Frankfurter Gemeine Zeitung

Griechenland-Solidaritätskomitee Frankfurt-Rhein-Main gegründet – nächstes Treffen am 27. März 2015

Es ist hinlänglich bekannt, Griechenland ist ein kaputt gespartes Land. Das braucht man nicht weiter zu diskutieren. Es gibt gute Gründe, die für ein solidarisches Handeln unsererseits sprechen. Ein Grund trifft uns zwar indirekt, sollte uns aber aus reinem Eigennutz durchaus am Herzen liegen. Es ist das Fortbestehen der linken Syriza-Regierung in Griechenland: Wenn die linke Syriza-Regierung in Griechenland weiter fortbesteht, hat sie es in der Hand, z. B. die TTIP-Gesetzgebung auf europäischer Ebene zu blockieren. Und dass das TTIP richtig schädlich ist, was unsere Gesamtgesellschaft angeht, wissen wir…

Namhafte Sozialwissenschaftler, Politiker und Gewerkschafter haben den solidarischen Aufruf »Griechenland, nach der Wahl – Keine Gefahr für Griechenland, sondern eine Chance für Europa« bereits als Erstunterzeichner  unterschrieben. Den Aufruftext kann man hier nachlesen und als pdf-Datei hier herunterladen. Auf der Webseite kann und soll man den Aufruf mitunterzeichnen (ganz unten am Textende). Der erste Absatz des Aufrufs lautet:

Der politische Erdrutsch in Griechenland ist eine Chance nicht nur für dieses krisengeschüttelte Land, sondern auch dafür, die Wirtschafts- und Sozialpolitik der EU grundsätzlich zu überdenken und zu korrigieren.

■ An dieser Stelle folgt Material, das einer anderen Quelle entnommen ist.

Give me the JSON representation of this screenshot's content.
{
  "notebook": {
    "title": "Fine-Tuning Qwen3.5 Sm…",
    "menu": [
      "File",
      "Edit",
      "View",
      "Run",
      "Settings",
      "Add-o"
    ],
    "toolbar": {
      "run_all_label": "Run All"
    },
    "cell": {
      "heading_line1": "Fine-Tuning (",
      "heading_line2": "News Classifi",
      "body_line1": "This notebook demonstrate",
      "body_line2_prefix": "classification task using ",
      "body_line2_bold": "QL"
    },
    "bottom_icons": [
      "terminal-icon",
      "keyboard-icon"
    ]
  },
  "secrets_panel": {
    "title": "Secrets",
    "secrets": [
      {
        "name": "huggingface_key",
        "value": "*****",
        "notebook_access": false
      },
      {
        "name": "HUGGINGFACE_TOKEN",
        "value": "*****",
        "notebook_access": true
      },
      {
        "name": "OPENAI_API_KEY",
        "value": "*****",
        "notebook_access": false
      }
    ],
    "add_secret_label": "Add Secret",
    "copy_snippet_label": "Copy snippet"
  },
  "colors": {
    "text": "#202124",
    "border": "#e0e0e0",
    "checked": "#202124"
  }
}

Damit sich für die griechische Regierung die Chance fortzubestehen verbessert, haben sich über den Aufruf hinaus lokale Solidaritätskomitees gebildet, so z. B. in Köln, Hamburg, Berlin und jetzt am Freitag, den 13. März 2015, auch in Frankfurt:

Verschiedene Gruppen und Organisationen, wie der DGB Stadtverband Frankfurt/M. nebst Gewerkschaften wie die IG Metall Frankfurt/M., der Kreisverband Frankfurt/M. der Partei Die Linke und Attac Frankfurt/M. fanden sich gegen 17:00 Uhr im Willy-Richter-Saal des DGB-Hauses ein, um dort das Griechenland Solidaritäts-Komitee Frankfurt-Rhein-Main zu gründen. Das Komitee baut auf dem bereits erwähnten bundesweiten Aufruf auf.

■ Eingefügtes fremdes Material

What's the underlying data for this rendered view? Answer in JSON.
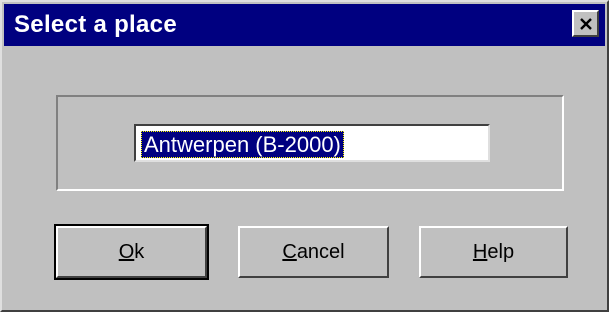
{
  "window": {
    "title": "Select a place",
    "title_bar_color": "#000080",
    "background_color": "#c0c0c0"
  },
  "icons": {
    "close": "close-icon"
  },
  "place_field": {
    "value": "Antwerpen (B-2000)",
    "selected": true
  },
  "buttons": {
    "ok": {
      "accel": "O",
      "rest": "k",
      "default": true
    },
    "cancel": {
      "accel": "C",
      "rest": "ancel"
    },
    "help": {
      "accel": "H",
      "rest": "elp"
    }
  }
}
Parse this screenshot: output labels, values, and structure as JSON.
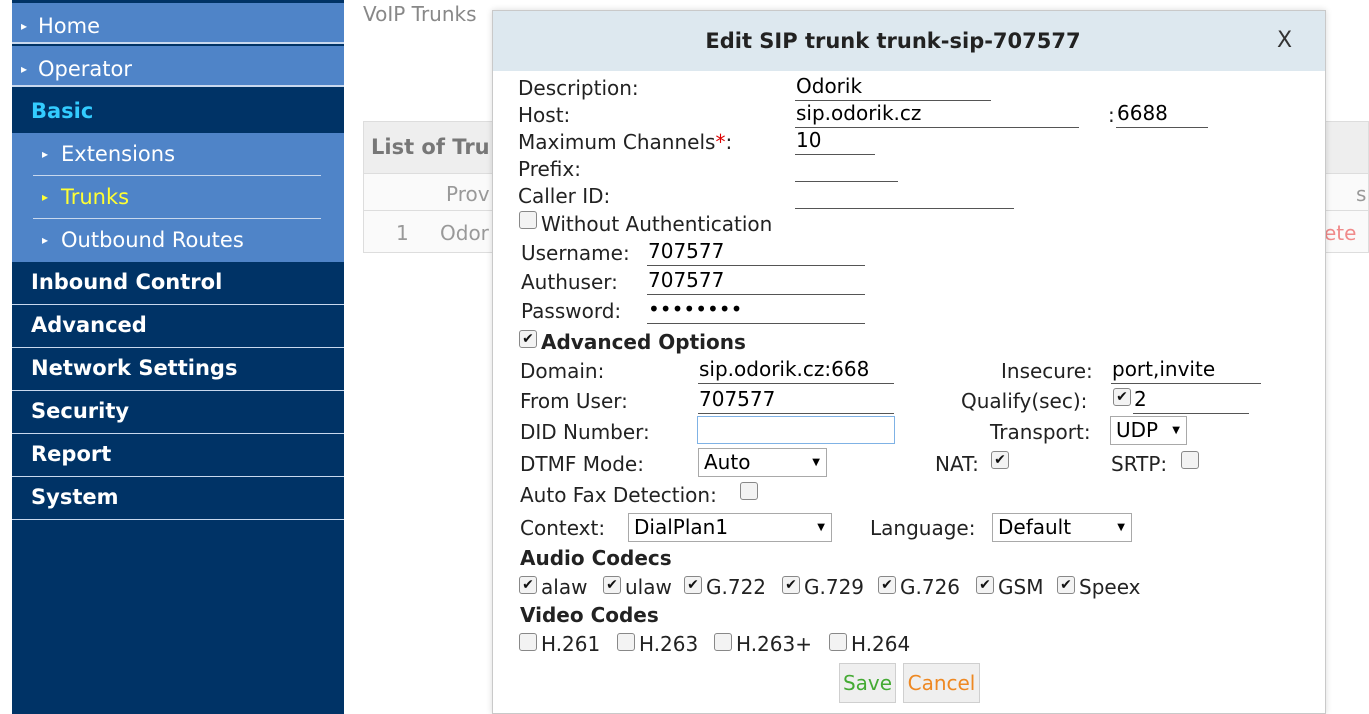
{
  "sidebar": {
    "home": "Home",
    "operator": "Operator",
    "basic": "Basic",
    "extensions": "Extensions",
    "trunks": "Trunks",
    "outbound_routes": "Outbound Routes",
    "inbound_control": "Inbound Control",
    "advanced": "Advanced",
    "network_settings": "Network Settings",
    "security": "Security",
    "report": "Report",
    "system": "System"
  },
  "background": {
    "page_title": "VoIP Trunks",
    "panel_title": "List of Tru",
    "col_provider": "Prov",
    "col_right": "s",
    "row_index": "1",
    "row_name": "Odor",
    "row_action": "ete"
  },
  "modal": {
    "title": "Edit SIP trunk trunk-sip-707577",
    "close": "X",
    "labels": {
      "description": "Description:",
      "host": "Host:",
      "max_channels": "Maximum Channels",
      "required": "*",
      "max_channels_colon": ":",
      "prefix": "Prefix:",
      "caller_id": "Caller ID:",
      "without_auth": "Without Authentication",
      "username": "Username:",
      "authuser": "Authuser:",
      "password": "Password:",
      "advanced_options": "Advanced Options",
      "domain": "Domain:",
      "insecure": "Insecure:",
      "from_user": "From User:",
      "qualify": "Qualify(sec):",
      "did_number": "DID Number:",
      "transport": "Transport:",
      "dtmf_mode": "DTMF Mode:",
      "nat": "NAT:",
      "srtp": "SRTP:",
      "auto_fax": "Auto Fax Detection:",
      "context": "Context:",
      "language": "Language:",
      "audio_codecs": "Audio Codecs",
      "video_codes": "Video Codes",
      "host_port_sep": ":"
    },
    "values": {
      "description": "Odorik",
      "host": "sip.odorik.cz",
      "port": "6688",
      "max_channels": "10",
      "prefix": "",
      "caller_id": "",
      "username": "707577",
      "authuser": "707577",
      "password": "••••••••",
      "domain": "sip.odorik.cz:668",
      "insecure": "port,invite",
      "from_user": "707577",
      "qualify": "2",
      "did_number": "",
      "transport": "UDP",
      "dtmf_mode": "Auto",
      "context": "DialPlan1",
      "language": "Default"
    },
    "checks": {
      "without_auth": false,
      "advanced_options": true,
      "qualify": true,
      "nat": true,
      "srtp": false,
      "auto_fax": false
    },
    "audio_codecs": [
      {
        "label": "alaw",
        "checked": true
      },
      {
        "label": "ulaw",
        "checked": true
      },
      {
        "label": "G.722",
        "checked": true
      },
      {
        "label": "G.729",
        "checked": true
      },
      {
        "label": "G.726",
        "checked": true
      },
      {
        "label": "GSM",
        "checked": true
      },
      {
        "label": "Speex",
        "checked": true
      }
    ],
    "video_codecs": [
      {
        "label": "H.261",
        "checked": false
      },
      {
        "label": "H.263",
        "checked": false
      },
      {
        "label": "H.263+",
        "checked": false
      },
      {
        "label": "H.264",
        "checked": false
      }
    ],
    "buttons": {
      "save": "Save",
      "cancel": "Cancel"
    }
  },
  "colors": {
    "sidebar_bg": "#003366",
    "sidebar_sub_bg": "#4f84c8",
    "basic_text": "#33ccff",
    "active_sub_text": "#ffff33",
    "save_text": "#44aa33",
    "cancel_text": "#ee8822",
    "modal_header_bg": "#dde8ef"
  }
}
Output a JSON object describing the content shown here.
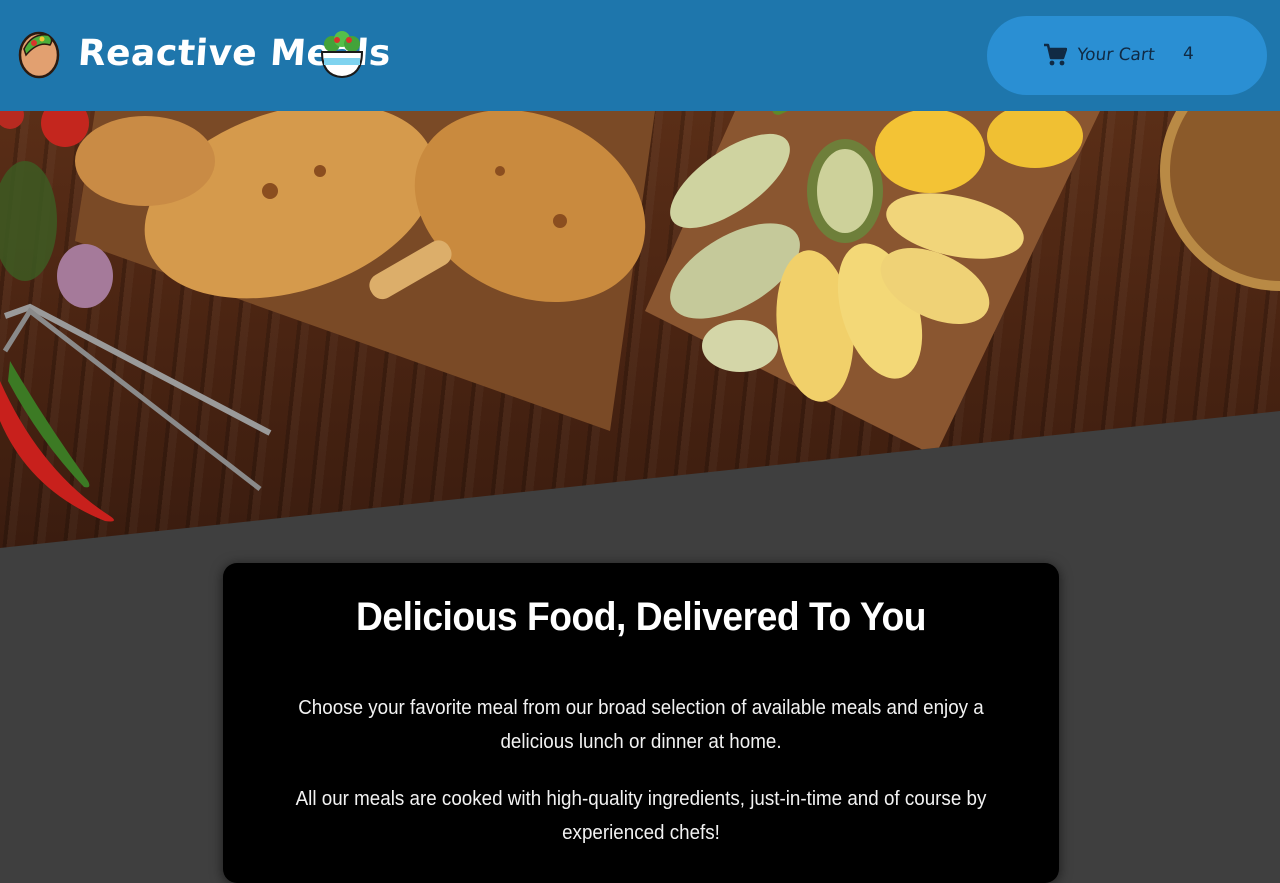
{
  "header": {
    "brand": "Reactive Meals",
    "logo_left_icon": "taco-icon",
    "logo_right_icon": "salad-bowl-icon",
    "background": "#1e76ac"
  },
  "cart": {
    "icon": "shopping-cart-icon",
    "label": "Your Cart",
    "count": "4",
    "button_color": "#2a8fd3"
  },
  "hero": {
    "image_description_icon": "grilled-chicken-and-vegetables-image"
  },
  "summary": {
    "title": "Delicious Food, Delivered To You",
    "paragraph_1": "Choose your favorite meal from our broad selection of available meals and enjoy a delicious lunch or dinner at home.",
    "paragraph_2": "All our meals are cooked with high-quality ingredients, just-in-time and of course by experienced chefs!"
  }
}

Die Webseite des hiesigen Solidaritätskomitees ist jetzt online (noch etwas im Aufbau):
https://griechenlandsolidaritaetffm.wordpress.com/
.

Man will zum Beispiel durch eine Unterschriftenaktion dazu beitragen, eine Gegenöffentlichkeit aufzubauen und der medialen Hetzkampagne, die sich gegen die griechische Syriza-Regierung richtet, entgegenzuwirken.

Das nächste Komiteetreffen wurde auf Freitag, den 27. März 2015, 17:00 Uhr, terminiert: DGB-Haus (Willy-Richter-Saal) in Frankfurt am Main, Wilhelm-Leuschner-Str. 69-77 // Mögliche Termin-/Ortsänderungen werden gfs. als Kommentar hinzugefügt.

Das Blockupy-Bündnis wird sich am heutigen Tag (18. März 2015) solidarisch zu Griechenland äußern; die Massenmedien vermutlich wieder sehr viel über das Polizeiaufgebot und über mögliche – vermutlich von Agent Provocateurs inszenierte – Krawalle berichten, aber nur wenig bis gar nichts über die Inhalte der politischen Forderungen des Bündnisses. Das frankfurter Solidaritätskomitee braucht Unterstützer. Je mehr, desto besser!

- Crosspost -


Ein Kommentar zu “Griechenland-Solidaritätskomitee Frankfurt-Rhein-Main gegründet – nächstes Treffen am 27. März 2015”

  1. Bernhard Schülke

    Der Termin steht. Keine Änderung.